6月16日 紋の国 テ・ケロムーチョ楽兵団の演奏にうっかり参加してしまう。

 おそらく平成27年6月16日

 剣暦×○年5月16日


 紋の国オーバーフラッグ 

 王都『決して朽ちぬ城』



 テ・ケロムーチョ楽兵団のゲリラ演奏会は大成功に終わった。



 ※※



 多くの人が賑わう王都の大広場は、突然現れた異人を含んだ音楽隊に騒然となる。

 そして彼らは紅蓮字十字の旗と、かつて異界から来た少女が描いた下手くそななんかよくわからない翼のある生き物がかかれた旗を掲げ、数百年にわたり伝承されてきた音楽を奏でた。
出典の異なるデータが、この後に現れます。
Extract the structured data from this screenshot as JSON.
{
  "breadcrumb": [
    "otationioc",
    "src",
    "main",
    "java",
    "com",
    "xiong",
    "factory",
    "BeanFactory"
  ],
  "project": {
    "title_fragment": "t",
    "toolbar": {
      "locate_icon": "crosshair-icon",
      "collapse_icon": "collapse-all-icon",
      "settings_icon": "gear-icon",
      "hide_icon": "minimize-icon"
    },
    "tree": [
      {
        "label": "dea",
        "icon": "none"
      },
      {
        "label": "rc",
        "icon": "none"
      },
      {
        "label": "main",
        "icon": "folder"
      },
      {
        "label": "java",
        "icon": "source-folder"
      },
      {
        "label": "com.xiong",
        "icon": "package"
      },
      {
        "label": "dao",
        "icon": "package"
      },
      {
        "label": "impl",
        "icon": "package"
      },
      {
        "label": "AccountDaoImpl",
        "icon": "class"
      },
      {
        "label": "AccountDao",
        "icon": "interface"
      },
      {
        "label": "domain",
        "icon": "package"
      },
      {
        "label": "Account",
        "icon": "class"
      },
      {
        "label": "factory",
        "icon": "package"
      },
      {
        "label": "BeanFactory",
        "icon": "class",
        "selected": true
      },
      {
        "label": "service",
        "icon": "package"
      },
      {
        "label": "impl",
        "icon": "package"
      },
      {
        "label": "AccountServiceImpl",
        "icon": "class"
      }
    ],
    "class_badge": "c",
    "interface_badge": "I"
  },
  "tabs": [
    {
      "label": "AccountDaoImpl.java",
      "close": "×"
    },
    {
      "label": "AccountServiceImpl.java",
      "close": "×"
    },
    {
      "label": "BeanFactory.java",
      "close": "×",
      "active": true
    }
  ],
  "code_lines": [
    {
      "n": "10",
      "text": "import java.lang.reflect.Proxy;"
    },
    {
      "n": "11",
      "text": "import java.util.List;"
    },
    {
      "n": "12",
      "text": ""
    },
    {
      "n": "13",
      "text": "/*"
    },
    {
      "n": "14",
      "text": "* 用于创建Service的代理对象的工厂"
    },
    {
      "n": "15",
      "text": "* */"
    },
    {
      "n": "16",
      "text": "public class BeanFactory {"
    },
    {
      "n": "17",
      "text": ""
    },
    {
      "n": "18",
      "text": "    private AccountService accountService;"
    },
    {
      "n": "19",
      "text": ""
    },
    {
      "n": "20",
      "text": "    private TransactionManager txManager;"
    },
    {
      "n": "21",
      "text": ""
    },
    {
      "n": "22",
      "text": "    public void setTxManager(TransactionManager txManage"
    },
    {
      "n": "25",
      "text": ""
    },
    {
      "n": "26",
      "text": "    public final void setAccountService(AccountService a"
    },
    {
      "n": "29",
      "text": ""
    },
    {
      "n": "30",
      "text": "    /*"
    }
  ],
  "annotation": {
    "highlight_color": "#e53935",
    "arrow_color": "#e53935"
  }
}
 あの日、異界から来た少女が傭兵達に無理矢理演奏させた、その音楽。



 『ペガサス幻想』じゃねーか?!

 なんでアニソンなの?

 しかも、「テ・ケロムーチョ」って台詞から察するに、その異界から来た地球人ってスペイン語喋るんだよね。なんで聖闘士星矢なの?!

 しかも、すごい音痴。

 洒落にならないくらい音色はへろへろ、抑揚のないメロディらしき何か

 いや、彼らは超一流の音楽家で、わざとそうやってるのは知ってる(演奏する彼らの表情は鬼気迫るものがあった)

 すげえな、わざとあんな風にやってるんだ……。

 すると、その音を聞き付けて、続々と人が集まってくる。

 彼らは魔道具によって、物理法則以上に遠くの人々にまで音を届けるわけだ。

 王都中にこの音楽が……。やばい、暴徒と化しかねないな。

 その時、誰かが彼らに向かい何かを投げつけた。

 リーダーの『小人工兵』の頭に当たる。

 背筋が凍る。

 よく見ると、真っ赤な熟れたトマトだった。

 気が付いて周りを見ると、広場の周辺、聴衆を囲むようにトマトだの水風船だの、当てても怪我しないような投げれる物を売る屋台が並んでいる。そして、下手くそな演奏にストレスがマッハで頂点に達した聴衆が屋台に駆け寄り、手ごろな投擲物を買い求めてゆく。よく見ると、屋台には紅蓮十字のマークが。つまり、楽兵団の回し者……。

 背筋が凍る。まさか、これ全部仕込みか……。

 その後の光景は戦慄物だった。

 広場中に集まった民衆が、あたっても怪我しないような物を中心にいる4人の音楽隊に狂ったように投げつける。

 こんな熱気は、なかなかないぞ。

 どうやって収拾つけるんだろうか。

 その時、恐れていた事態が起きる。

 魔道具『聞いたが最後丸一年は耳から音が離れない笛』でメロディパートをやってた【人間弓兵】が、潰れたトマトに足を滑らせてこけた。

 あたりどころが悪く気絶した。

 上がる悲鳴。

 メンバー達が彼に駆け寄るが、目を覚ます気配がなさそうだ。

 聴衆の怒声。これ、このまま中止したら暴動なるぞ、って熱気。

 さてどうなるかと不安げに見ていたら、聴衆の一人が物陰の僕に気付いた。

『あっ! 王様だ!』

 あちゃー。 



 その後は、ひどかった。ただでさえ悪目立ちする体型なのに、頭は剃ってるし赤いマントしてるしもろばれ。

 皆の声援を受けて、つい流れでステージに立ってしまった。

 【小人工兵】【人間歩兵】【大鬼歩兵】が、不安げな顔を僕を見る。

 さて、どうするか。

 三秒考えて、告げた。

『僕、この歌知ってるから歌います。伴奏してください』

 ラドゥバレトフ大陸剣祖文明圏に、ペガサス幻想フルコーラスが響いた日であった。

 広場中の数百人相手に届くようにとかなり無理した。

 こんなに大きな声で歌ったのは随分久しぶり。おかげで喉ガラガラ。

 とりあえず、広場の熱気は唄いきったことで昇華され、盛り上がりの内に僕達は逃げ出した。

 あれだけ盛り上がってもトマト投げるのなこの国の奴らは。

 とりあえず、今夜もガンツ親分の家に泊めてもらった。

 トマトまみれの僕達を見て『そのままで部屋に入るな、裏庭に行け裏庭に』と、こなれた対応をしてくれた。


 夜は打ち上げ。

 彼らが手配したグッズ(投げつける物)販売は、かなり売りさばいたらしく、今日は、テ・ケロムーチョ楽兵団結成以来の大もうけだったそうだ。